Less is more: Climate-smart agricultural techniques maximise income and land productivity
Location: Badadiya, Odisha, India. 16th May 2018
From July 2016 to August 2017, the Nature, Environment, and Wildlife Society (NEWS) implemented a project, with support from Mangroves for the Future (MFF), to promote climate-smart agricultural techniques and make agriculture a more viable livelihood option. Some of these techniques include the use of vermicompost, a type of compost made by earthworms, as an alternative to chemical fertilisers; crop rotation; planting of local crops; and the use of natural rather than chemical pesticides.
After attending a village council meeting on the project, Renubala Dhal, a farmer in the village, was one of 30 beneficiaries who volunteered to participate.
Following the training sessions provided by NEWS, Renubula learned how to make natural pesticides out of readily available resources like neem, red chilli, and cow urine; understood how using a local variety of rice more adapted to the climate would allow her to purchase less than half the seed while still yielding the same amount of crop as before; and adopted a more resource-efficient technique, called ‘straight-row transplanting’, to transfer rice seedlings from nurseries into paddies.
She has also paired straight-row transplanting with a new technique to weed between the rows of rice using a tool called a rotary weeder that cuts and threshes the unwanted vegetation, which then decomposes and fertilises the paddy.
Renubula also learned about seed purification and segregation to obtain the best seeds, following the principle that less is more; it is better to plant fewer better quality seeds, as opposed to as many seeds as possible regardless of quality, in order to maximise the productivity of the land. As a result, the water requirement for her vegetable crops has been reduced by over 50 litres per day.
Using crop rotation techniques, and with seeds supplied by the government, Renubala also grows potatoes, eggplant, a local variety of papaya, and onions.
“These new farming techniques are very time-consuming, but it’s worth it,” says Renubula. “Production costs are very low, and the vegetables are much tastier and more nutritious.”
While potato production did not increase as a result of the project, the chemical-free potatoes last longer, allowing Renubala to store them for up to eight months and sell them at a higher market price during the low season instead of immediately after harvest.
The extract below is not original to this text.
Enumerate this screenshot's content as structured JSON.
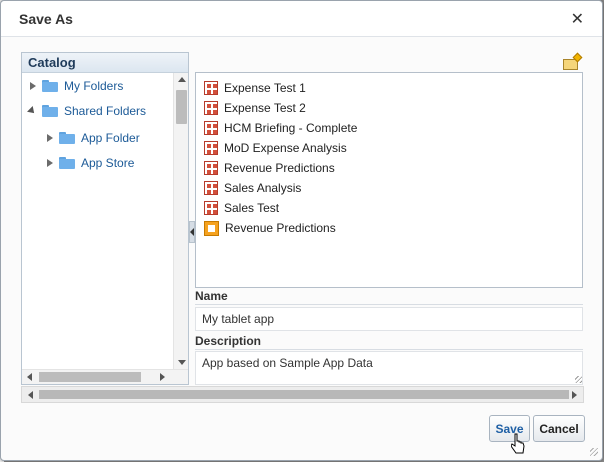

She is also saving money on seeds and water, as the cost of production with the new climate-smart techniques is 20-25% lower.
Together, the lower production costs and higher market price for Renubala’s products have resulted in a 40% increase in income in a single year. “I have invested some of my extra income in raising poultry,” she explains. “This is manageable, now that the other household work is easier and I have a bit more time.”
Golak Ch Behera, another farmer from the same village, also adopted the techniques and is excited about the results.
“By planting three seeds at a time in 16 pits, I have produced over 60kg of cucumber. And because these cucumbers are free of chemicals, they last longer and taste better. I can sell them for INR 25-30 (US$ 0.39-0.47) per kilogramme, well above the INR 18-20 per kilogramme fetched by the ones produced using chemical fertilisers and pesticides,” said Golak. His okra crop has also benefitted from the new farming techniques, having yielded 50kg instead of the usual 38kg per year.
In order to ensure that this new initiative remains sustainable, the local Agriculture Department is supporting the beneficiaries by monitoring their progress and providing free crop seeds. Based on recent findings, they have identified a need to integrate animal husbandry and aquaculture techniques into current crop cultivation practices, for which NEWS has already begun providing training as part of the project. Two project beneficiaries have already taken it upon themselves to begin cultivating fish, which has so far proven successful, and another two – including Renubula – have begun to raise chickens for their eggs. This animal husbandry component is expected to improve the long-term ecological and economic benefits of the crop cultivation project.